En l'espèce, le président du tribunal de commerce :
-a statué en référé ,
-a dit que la SCP BTSG ne démontre pas détenir une créance liquide et certaine envers monsieur [J] et qu'il existe des contestations sérieuses au sens de l'article 873 du code de procédure civile de sorte que le litige excède les pouvoirs du juge des référés ,
-ordonné la main levée de la saisie conservatoire.
Dans la mesure où il a statué dans une forme inappropriée au litige ( référé), par des motifs dépourvus d'occurrence ( absence de créance liquide et certaine et contestation sérieuse ) et par un dispositif aux dispositions contradictoires ( constater que le litige excède ses pouvoirs et faire droit à la demande de mainlevée), il existe des moyens sérieux d'annulation ou réformation de la décision qui justifient de faire droit à la demande de sursis à son exécution.
Monsieur [J] qui succombe supportera les dépens.

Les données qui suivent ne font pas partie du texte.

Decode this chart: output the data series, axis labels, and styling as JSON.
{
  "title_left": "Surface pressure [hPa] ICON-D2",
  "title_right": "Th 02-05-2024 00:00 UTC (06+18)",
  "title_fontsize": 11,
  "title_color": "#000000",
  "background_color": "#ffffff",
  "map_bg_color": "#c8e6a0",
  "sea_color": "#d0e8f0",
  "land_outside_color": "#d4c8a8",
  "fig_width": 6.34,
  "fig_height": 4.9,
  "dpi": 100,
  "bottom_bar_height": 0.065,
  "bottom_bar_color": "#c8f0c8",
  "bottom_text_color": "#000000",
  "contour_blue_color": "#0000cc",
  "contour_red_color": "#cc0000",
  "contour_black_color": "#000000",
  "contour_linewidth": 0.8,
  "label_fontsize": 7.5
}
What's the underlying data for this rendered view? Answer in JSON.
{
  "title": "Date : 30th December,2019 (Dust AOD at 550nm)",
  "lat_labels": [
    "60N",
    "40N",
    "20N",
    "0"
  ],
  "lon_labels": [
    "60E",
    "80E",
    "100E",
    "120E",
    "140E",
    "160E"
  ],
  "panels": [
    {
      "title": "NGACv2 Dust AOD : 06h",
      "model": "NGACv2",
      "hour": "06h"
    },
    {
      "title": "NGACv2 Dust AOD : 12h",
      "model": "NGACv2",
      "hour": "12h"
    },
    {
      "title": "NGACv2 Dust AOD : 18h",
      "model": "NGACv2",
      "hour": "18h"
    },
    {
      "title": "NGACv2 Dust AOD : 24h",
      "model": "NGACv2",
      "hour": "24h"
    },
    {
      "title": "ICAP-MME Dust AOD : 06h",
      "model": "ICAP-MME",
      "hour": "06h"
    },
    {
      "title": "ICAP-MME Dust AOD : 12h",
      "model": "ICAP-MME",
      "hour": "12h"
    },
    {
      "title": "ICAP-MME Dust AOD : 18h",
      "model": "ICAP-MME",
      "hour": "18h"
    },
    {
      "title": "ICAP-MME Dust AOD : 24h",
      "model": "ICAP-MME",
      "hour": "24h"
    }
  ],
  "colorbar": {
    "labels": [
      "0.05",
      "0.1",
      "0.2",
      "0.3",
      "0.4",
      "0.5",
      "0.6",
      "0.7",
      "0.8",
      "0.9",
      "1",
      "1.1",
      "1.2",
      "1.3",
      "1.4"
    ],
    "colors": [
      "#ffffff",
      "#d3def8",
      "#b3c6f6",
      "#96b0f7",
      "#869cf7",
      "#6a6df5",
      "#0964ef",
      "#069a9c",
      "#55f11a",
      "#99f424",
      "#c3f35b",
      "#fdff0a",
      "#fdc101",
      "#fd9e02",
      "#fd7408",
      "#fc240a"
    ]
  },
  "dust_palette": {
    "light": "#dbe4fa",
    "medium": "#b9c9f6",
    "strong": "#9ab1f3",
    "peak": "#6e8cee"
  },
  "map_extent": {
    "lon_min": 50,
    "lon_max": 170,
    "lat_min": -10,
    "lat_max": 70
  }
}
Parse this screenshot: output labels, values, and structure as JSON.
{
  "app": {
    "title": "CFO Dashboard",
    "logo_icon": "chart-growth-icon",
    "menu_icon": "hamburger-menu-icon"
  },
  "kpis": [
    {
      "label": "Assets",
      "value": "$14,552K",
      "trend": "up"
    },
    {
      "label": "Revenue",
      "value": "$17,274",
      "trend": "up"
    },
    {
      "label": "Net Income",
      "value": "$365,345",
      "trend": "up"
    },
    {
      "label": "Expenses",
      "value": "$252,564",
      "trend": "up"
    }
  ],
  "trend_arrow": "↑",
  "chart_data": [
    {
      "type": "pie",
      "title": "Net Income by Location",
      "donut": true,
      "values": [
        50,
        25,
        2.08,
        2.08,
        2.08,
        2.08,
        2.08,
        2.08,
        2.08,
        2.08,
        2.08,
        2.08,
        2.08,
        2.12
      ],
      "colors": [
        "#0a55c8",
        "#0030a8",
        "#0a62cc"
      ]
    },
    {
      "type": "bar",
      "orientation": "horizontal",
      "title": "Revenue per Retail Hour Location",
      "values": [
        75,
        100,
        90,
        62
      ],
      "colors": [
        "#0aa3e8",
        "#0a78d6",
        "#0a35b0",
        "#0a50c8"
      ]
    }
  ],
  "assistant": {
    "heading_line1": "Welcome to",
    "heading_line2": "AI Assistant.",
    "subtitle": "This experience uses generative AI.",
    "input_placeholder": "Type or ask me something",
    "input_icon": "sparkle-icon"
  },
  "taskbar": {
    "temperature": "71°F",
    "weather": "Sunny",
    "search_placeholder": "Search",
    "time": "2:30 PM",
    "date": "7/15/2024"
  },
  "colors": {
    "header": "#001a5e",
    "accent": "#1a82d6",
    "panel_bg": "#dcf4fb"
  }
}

L'équité ne commande pas de faire application des dispositions de l'article 700 du code de procédure civile au profit de l'une ou l'autre des parties qui seront en conséquence déboutées de leurs demandes fondées sur l'application de l'article 700 du code de procédure civile.
PAR CES MOTIFS
Statuant publiquement, en référé,
ORDONNONS le sursis à l'exécution de la décision du président du tribunal de commerce de Nice en date du 23 septembre 2025,
CONDAMNONS monsieur [E] [J] aux dépens,
DEBOUTONS les parties de leurs demandes fondées sur l'article 700 du code de procédure civile.